Wetlab incubator opens in science park
October 5, 2005

BioSpace1 is a wet lab incubator designed to be the birthplace of many companies that will eventually make up the InterTech Science Park in Shreveport.
If you go
BioSpace1's grand opening will likely be the only time that the incubator is open to the general public. All are welcome to the presentation, which begins at 10 a.m. today, and the self-guided tours that follow. The center is at the southeast corner of Kings Highway and Mansfield Road.
By Cristina Rodriguez
crodriguez@gannett.com
A $12.2 million facility that opens today in the InterTech Science Park will be the breeding ground for an industry that's expected to fill an 800-acre park and create 6,000 jobs in 25 years.
And the Biomedical Research Foundation, the organization overseeing the park, is looking for some scientists with not just good ideas, but ideas that can be turned into products like medical equipment or pharmaceuticals.
It may take a long time -- three to nine years is typical because of testing requirements -- but at least some of those startups in BioSpace1 are expected to become big shots.
"The basic logic of providing the startup space for these companies is that as they grow, they then graduate out into the park itself with a stand-alone building," said Dennis Lower, director of InterTech, who's among the officials at the incubator's grand opening this morning.
Companies that set up in the two-story, 60,000-square-foot facility have the benefit of sharing $500,000 worth of equipment in a core laboratory and having experts analyze their business plans on a yearly basis.
About 80 percent of companies that grow up in incubators are in business five years later, compared to one in five outside of incubators, according to the National Business Incubator Association. Eighty percent will remain that community.
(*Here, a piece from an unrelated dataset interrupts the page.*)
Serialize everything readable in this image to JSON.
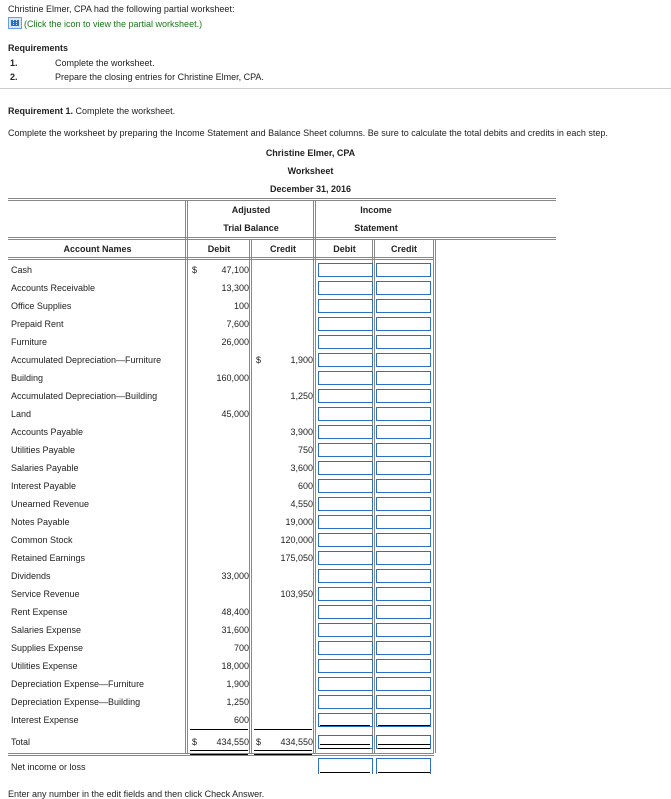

BioSpace1 opens with at least three tenants: Red River Pharma, a research and development and drug manufacturing company already at InterTech; Louisiana Ventures, a venture capital fund; and the offices of Embera NeuroTherapeutics Inc., a company founded by an LSU Health Sciences Center scientist that's working on medicine to help drug addicts.
Embera may move to the upstairs labs at the incubator if it gets enough money to move out of LSU's core laboratory, said company founder Dr. Nicholas Goeders, also head of the university's pharmacology, toxicology and neuroscience department. It would make his work "less complicated and more streamlined," he explained.
"I think it's a great way for new companies to get started," he said. "It's providing resources and the infrastructure to be able to get off the ground, to get funding, to grow even bigger and get our therapy to the market, which is what we ultimately want to do."
Three more tenants are close to signing leases. One company would be located downstairs, with Red River Pharma. A second is a New Orleans lab temporarily relocating to Shreveport, and a third would take over two laboratories for hurricane-related investigations, Lower said.
The foundation has a plan to fill the incubator in three years. That includes 16 labs upstairs and space downstairs, which will likely include a mix of tenants, such as computer software or hardware companies, that are also sought for InterTech. (There's no separate information technology incubator yet.)
Companies will either be born in Shreveport or attracted to the area by Louisiana investors who want their projects nearby. Louisiana will also be home to two other incubators: One is set to open in Baton Rouge soon; another in New Orleans hadn't been started before the flood.
State lawmakers OK'd the three together in 2002. BioSpace1 is funded by $10.5 million from the Louisiana Biotechnology Initiative, $1.25 million from the U.S. Department of Commerce Economic Development Administration and $447,000 from the Louisiana Department of Economic Development.
The life sciences industry is expected to have the highest job growth in the next 10 years, say officials with the Biomedical Research Foundation.
Goeders said the area's overall infrastructure brings the "possibility for rapid growth."
"I don't know if everyone realizes the potential Shreveport has," he said. "I just see us growing more and more as the future goes on."